Piazza dei Cavalieri, built for Cosimo I and designed by Vasari, it is one of the most scenographic urban realisations of the time. The elegant Palazzo dei Cavalieri faces onto it, now the Seat of the University High School, established by Napoleone. On the left of the Palazzo dei Cavalieri is found the Palazzo dell’Orologio, or della Gherardesca, designed in 1565 by Vasari and realised in 1605 uniting two already existing towers. In one of these in 1289 Count Ugolino met his death with his sons (remembered by Dante in a Canto dell inferno). Another church faces onto the same square, the church of S. Stefano dei Cavalieri, designed by Vasari and erected on the place of a preceding Medieval church. The single nave interior preserves an original collection of ancient flags, for the most part Turkish, as testimony to the Pisani conquests in the Orient.
New Fort, positioned south of the course of the Arno, it was erected in 1468 by the Fiorentini as a sign of its superiority.
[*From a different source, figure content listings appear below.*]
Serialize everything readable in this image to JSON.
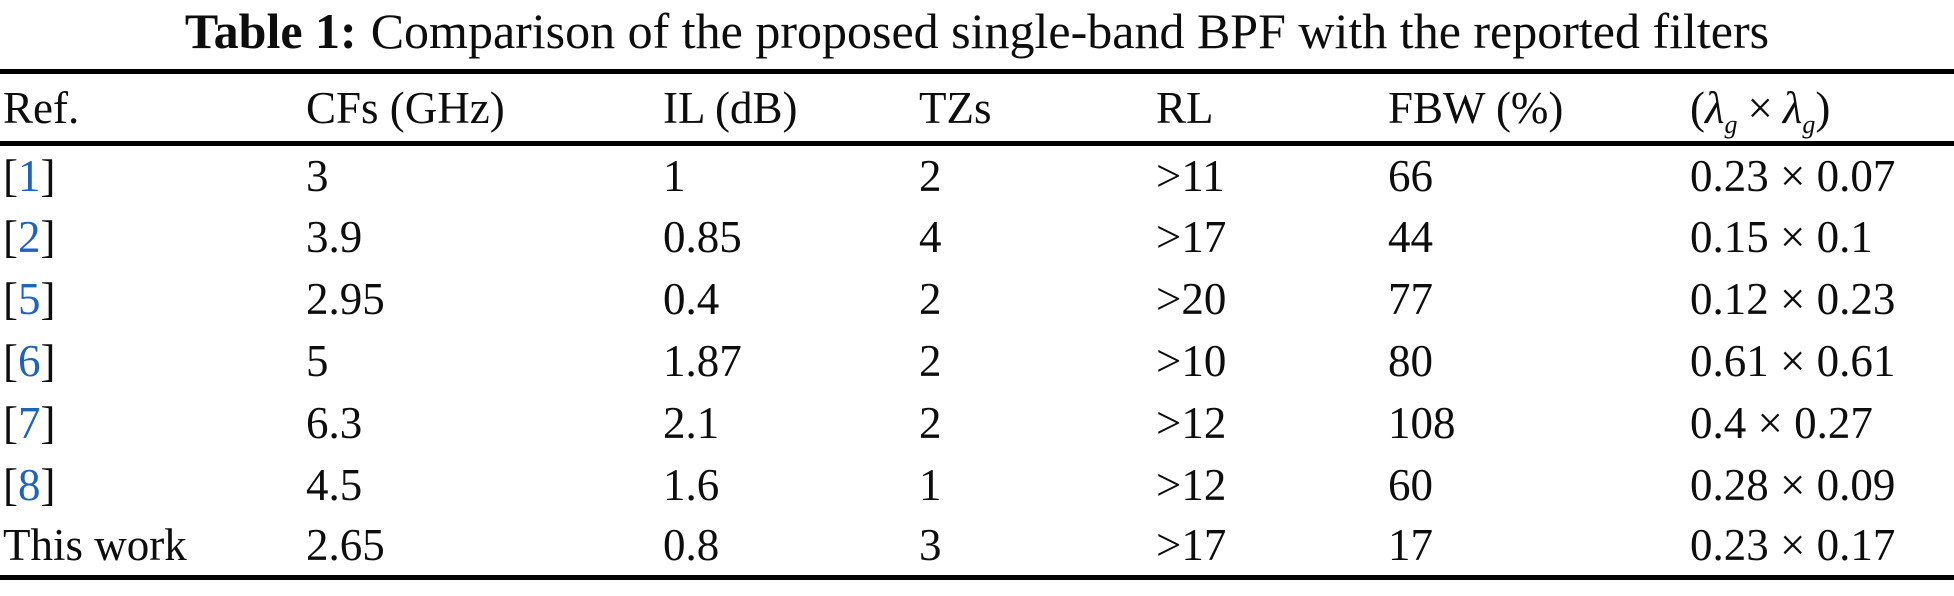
{
  "title": {
    "label": "Table 1:",
    "text": "Comparison of the proposed single-band BPF with the reported filters"
  },
  "colors": {
    "link_blue": "#1c64bd",
    "text": "#0d0d0d",
    "rule": "#000000"
  },
  "table": {
    "columns": [
      "Ref.",
      "CFs (GHz)",
      "IL (dB)",
      "TZs",
      "RL",
      "FBW (%)"
    ],
    "size_header": {
      "open": "(",
      "lambda": "λ",
      "sub": "g",
      "times": "×",
      "close": ")"
    },
    "bracket_open": "[",
    "bracket_close": "]",
    "rows": [
      {
        "ref": "1",
        "ref_is_link": true,
        "cells": [
          "3",
          "1",
          "2",
          ">11",
          "66",
          "0.23 × 0.07"
        ]
      },
      {
        "ref": "2",
        "ref_is_link": true,
        "cells": [
          "3.9",
          "0.85",
          "4",
          ">17",
          "44",
          "0.15 × 0.1"
        ]
      },
      {
        "ref": "5",
        "ref_is_link": true,
        "cells": [
          "2.95",
          "0.4",
          "2",
          ">20",
          "77",
          "0.12 × 0.23"
        ]
      },
      {
        "ref": "6",
        "ref_is_link": true,
        "cells": [
          "5",
          "1.87",
          "2",
          ">10",
          "80",
          "0.61 × 0.61"
        ]
      },
      {
        "ref": "7",
        "ref_is_link": true,
        "cells": [
          "6.3",
          "2.1",
          "2",
          ">12",
          "108",
          "0.4 × 0.27"
        ]
      },
      {
        "ref": "8",
        "ref_is_link": true,
        "cells": [
          "4.5",
          "1.6",
          "1",
          ">12",
          "60",
          "0.28 × 0.09"
        ]
      },
      {
        "ref": "This work",
        "ref_is_link": false,
        "cells": [
          "2.65",
          "0.8",
          "3",
          ">17",
          "17",
          "0.23 × 0.17"
        ]
      }
    ]
  }
}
The fort was reconstructed in 1512 by Giuliano da Sangallo and even today the remains of Bastione Sangallo can be seen.
National Museum of San Matteo, ex Benedictine Monastery placed on Lungarno(banks of the Arno) Mediceo restored and adapted as Museum Seat, in which the Pisana Art is completely represented.
Domus Galileiana, instituted in 1942 as centre of Galileiani studies, there are books and relics of the celebrated Pisano scientist conserved there.
Santa Maria della Spina, church erected in 1323 in Gothic style, it has a thorn from Christ’s Crown as relic.
Church of Santo Sepolcro from 1153. with its original octagonal plan, preserves internally a precious Madonna con Bambino by Benozzo Gozzoli.